Airline groups Lufthansa, British Airways owner, IAG, and budget carrier Ryanair also fell out of favour with investors, with holders falling 10 per cent, 7 per cent and 6 per cent respectively.
IAG shares have surged 14 per cent since the start of the year and are up slightly against a year ago, but remain down 65 per cent compared to five years ago.
Budget airline EasyJet did not see major changes in holders and remains in the top 10 of the most widely held stocks by UK investors on eToro.
European groups Air France and aerospace company Airbus SE became less popular, while US cloud-based software giant Salesforce saw the biggest fall in holders – down 14 per cent.
Ben Laidler, eToro’s global market strategist, said: ‘The banking sector has been in turmoil in recent weeks and share prices have been hit, but ultimately, we see any lasting impact being limited to a few individual banks rather than the broader system.
‘With this in mind, buying the recent dip in bank share prices may prove to be a good long-term play.

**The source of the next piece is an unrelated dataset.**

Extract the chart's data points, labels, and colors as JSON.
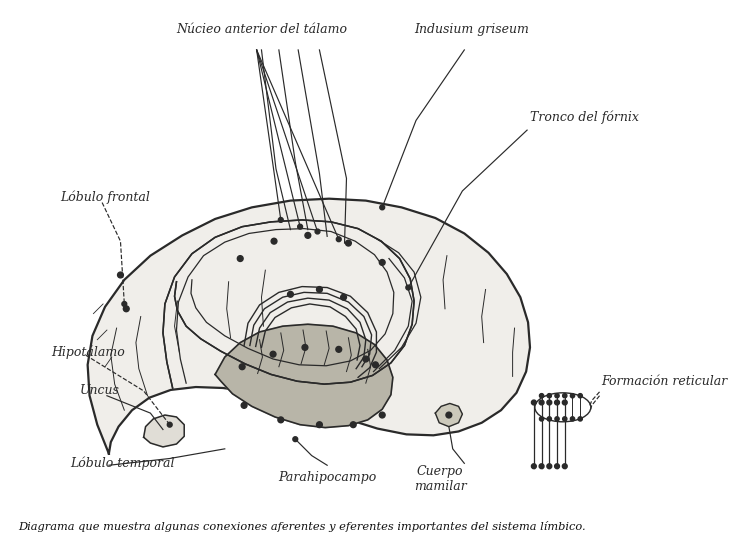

‘The airline industry has made up some ground since it was battered by Covid but the recovery has been slow and inconsistent and some investors are possibly deciding that their money can work harder for them elsewhere.’
Car makers may also be losing their appeal as investors take heed from the wider consumer squeeze happening globally, with Porsche AG seeing a 12 per cent decline in holders.
Supermarkets Tesco and Sainsbury’s have also lost some appeal among UK investors too, falling 9 per cent and 6 per cent respectively.
Laidler said this was ‘potentially a result of UK investors opting to diversify more outside the UK’.